Komisi II DPR Ungkap Rencana Relaksasi Keuangan Bantu Pemda Gaji ASN-PPPK

Komisi II DPR dan pemerintah sepakat tidak akan memotong gaji ASN atau merumahkan Pegawai Pemerintah dengan Perjanjah Kerja (PPPK) di daerah. Wakil Ketua Komisi II DPR, Bahtra Banong, menyatakan Kementerian Dalam Negeri akan melakukan pendampingan agar pemerintah daerah dapat melakukan efisiensi anggaran. Beberapa daerah berhasil menghemat anggaran, seperti kabupaten Lahat yang menghemat Rp 420 miliar, sehingga dana dapat dialihkan ke kepentingan lain.

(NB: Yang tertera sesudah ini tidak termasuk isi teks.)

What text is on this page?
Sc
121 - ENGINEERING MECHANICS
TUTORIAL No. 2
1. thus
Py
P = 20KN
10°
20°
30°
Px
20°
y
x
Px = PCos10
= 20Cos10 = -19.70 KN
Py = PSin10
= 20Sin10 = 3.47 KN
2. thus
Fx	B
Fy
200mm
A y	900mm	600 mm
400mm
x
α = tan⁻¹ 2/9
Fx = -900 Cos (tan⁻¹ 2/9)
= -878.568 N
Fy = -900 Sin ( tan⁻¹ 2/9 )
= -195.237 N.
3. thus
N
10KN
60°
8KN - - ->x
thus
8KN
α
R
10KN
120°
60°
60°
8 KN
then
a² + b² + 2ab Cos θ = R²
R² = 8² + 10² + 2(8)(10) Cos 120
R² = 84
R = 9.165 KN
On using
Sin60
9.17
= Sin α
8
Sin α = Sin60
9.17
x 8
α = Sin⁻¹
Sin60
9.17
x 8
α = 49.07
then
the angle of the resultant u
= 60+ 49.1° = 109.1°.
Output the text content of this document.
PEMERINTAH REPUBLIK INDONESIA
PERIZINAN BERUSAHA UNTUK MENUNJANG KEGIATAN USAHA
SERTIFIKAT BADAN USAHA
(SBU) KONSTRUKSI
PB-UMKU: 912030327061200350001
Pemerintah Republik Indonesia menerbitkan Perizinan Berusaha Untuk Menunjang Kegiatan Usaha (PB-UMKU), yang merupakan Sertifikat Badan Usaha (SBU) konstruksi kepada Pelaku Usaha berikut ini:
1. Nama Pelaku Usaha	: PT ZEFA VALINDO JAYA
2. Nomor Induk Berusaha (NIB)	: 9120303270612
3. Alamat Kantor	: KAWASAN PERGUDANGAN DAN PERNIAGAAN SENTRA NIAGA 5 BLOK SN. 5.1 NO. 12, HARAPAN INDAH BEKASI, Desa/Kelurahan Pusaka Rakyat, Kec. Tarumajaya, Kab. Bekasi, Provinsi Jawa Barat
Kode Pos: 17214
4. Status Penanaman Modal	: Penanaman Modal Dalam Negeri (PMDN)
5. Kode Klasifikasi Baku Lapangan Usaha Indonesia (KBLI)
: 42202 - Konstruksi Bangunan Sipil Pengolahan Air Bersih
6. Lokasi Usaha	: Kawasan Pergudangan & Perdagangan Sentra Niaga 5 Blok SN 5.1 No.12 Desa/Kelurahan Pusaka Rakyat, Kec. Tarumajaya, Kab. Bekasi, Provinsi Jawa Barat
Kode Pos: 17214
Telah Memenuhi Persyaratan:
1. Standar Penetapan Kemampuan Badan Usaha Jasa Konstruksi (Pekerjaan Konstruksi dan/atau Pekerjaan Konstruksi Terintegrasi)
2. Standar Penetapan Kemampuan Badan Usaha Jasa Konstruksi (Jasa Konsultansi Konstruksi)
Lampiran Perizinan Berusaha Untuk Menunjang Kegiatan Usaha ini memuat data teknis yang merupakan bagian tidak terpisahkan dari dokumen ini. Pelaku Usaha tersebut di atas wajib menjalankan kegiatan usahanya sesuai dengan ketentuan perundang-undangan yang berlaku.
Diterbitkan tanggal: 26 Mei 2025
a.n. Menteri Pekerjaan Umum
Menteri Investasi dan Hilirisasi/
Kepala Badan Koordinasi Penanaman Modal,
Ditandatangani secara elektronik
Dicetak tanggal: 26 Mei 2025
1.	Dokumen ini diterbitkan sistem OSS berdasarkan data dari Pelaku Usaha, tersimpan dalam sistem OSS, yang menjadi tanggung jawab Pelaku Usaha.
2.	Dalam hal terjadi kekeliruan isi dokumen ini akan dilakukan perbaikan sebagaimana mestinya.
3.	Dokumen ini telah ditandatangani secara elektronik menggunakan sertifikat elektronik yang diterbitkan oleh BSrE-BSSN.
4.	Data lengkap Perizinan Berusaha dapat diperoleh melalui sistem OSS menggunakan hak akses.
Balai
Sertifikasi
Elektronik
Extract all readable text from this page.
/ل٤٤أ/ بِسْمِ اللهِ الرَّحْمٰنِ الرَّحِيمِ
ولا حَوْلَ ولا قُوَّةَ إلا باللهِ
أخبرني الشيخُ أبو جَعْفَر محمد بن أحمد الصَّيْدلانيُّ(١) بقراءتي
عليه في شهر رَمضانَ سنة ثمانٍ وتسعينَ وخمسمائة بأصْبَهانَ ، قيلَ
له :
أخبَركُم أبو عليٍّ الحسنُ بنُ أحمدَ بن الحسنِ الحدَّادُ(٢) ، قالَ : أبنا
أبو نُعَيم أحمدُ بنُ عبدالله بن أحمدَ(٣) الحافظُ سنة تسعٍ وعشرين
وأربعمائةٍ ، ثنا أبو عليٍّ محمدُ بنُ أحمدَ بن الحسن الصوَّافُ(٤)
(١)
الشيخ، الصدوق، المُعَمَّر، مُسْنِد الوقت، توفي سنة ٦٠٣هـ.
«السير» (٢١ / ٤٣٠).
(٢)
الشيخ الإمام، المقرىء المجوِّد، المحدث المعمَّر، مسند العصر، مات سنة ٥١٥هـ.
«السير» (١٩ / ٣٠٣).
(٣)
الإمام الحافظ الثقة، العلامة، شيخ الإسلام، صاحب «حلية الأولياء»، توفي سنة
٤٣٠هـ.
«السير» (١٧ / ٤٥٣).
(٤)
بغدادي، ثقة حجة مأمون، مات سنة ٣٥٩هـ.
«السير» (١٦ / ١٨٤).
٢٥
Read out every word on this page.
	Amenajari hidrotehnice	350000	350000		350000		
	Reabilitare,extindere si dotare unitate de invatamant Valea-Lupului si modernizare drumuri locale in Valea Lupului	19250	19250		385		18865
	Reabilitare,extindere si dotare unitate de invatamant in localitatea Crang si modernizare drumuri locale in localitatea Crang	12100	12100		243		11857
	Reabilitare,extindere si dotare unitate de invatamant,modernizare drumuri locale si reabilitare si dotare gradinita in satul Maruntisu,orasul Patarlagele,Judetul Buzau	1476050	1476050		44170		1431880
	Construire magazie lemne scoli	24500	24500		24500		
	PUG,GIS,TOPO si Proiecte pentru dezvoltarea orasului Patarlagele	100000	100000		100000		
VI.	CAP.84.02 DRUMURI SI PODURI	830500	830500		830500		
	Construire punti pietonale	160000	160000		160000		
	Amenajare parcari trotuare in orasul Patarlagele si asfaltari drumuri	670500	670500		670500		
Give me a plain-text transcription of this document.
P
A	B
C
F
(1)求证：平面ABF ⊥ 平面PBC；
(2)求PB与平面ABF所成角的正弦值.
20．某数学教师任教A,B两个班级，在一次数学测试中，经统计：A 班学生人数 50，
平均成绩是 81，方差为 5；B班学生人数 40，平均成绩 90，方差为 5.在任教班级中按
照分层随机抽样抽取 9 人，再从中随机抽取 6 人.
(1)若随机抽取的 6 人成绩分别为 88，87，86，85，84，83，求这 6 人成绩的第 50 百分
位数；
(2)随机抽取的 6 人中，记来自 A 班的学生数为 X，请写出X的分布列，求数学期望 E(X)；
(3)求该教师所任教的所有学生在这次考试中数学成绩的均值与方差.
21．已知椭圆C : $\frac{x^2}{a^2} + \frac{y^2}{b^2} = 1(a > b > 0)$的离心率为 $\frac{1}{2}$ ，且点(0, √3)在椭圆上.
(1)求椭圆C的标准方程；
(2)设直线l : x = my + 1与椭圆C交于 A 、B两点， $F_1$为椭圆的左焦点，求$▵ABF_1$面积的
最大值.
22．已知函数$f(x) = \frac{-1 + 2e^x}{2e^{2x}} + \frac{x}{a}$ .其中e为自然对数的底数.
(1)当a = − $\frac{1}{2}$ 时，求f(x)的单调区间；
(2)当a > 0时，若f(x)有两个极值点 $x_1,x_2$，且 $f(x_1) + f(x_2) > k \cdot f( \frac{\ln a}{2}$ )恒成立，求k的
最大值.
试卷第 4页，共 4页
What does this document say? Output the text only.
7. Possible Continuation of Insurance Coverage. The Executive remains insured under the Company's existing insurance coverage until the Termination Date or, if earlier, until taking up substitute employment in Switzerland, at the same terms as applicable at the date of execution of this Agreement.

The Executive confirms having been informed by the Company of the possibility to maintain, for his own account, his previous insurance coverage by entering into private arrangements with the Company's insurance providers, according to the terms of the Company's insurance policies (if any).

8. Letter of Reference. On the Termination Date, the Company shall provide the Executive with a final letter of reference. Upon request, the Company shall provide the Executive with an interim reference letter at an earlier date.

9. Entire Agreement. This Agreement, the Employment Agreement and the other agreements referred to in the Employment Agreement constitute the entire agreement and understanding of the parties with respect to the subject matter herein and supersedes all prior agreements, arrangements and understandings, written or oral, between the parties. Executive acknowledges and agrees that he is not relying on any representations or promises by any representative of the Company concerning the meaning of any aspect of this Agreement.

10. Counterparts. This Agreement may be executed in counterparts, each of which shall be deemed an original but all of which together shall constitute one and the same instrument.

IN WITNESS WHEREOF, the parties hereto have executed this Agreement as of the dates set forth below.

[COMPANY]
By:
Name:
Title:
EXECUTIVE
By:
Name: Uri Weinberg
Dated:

Banong menjelaskan bahwa pemerintah pusat akan memberikan bantuan keuangan kepada sekitar 39 pemerintah daerah yang kesulitan membayar gaji ASN dan PPPK. Ia menegaskan tidak ada kebijakan PHK terhadap PPPK maupun pemotongan gaji ASN untuk membiayai PPPK. DPR dan pemerintah sedang melakukan kajian untuk memberikan relaksasi fiskal agar beban gaji di daerah tidak melebihi 30% dari APBD.

Menteri Dalam Negeri Tito Karnavian sebelumnya menyampaikan bahwa 490 pemerintah daerah mengalami kesulitan keuangan yang berdampak pada pembayaran gaji PPPK. Meskipun demikian, pemerintah menegaskan tidak akan menggunakan APBN untuk membayar gaji tersebut, melainkan tetap ditanggung oleh APBD. Pemerintah juga menegaskan tidak ada opsi pemutusan hubungan kerja atau rumah rotasi bagi PPPK.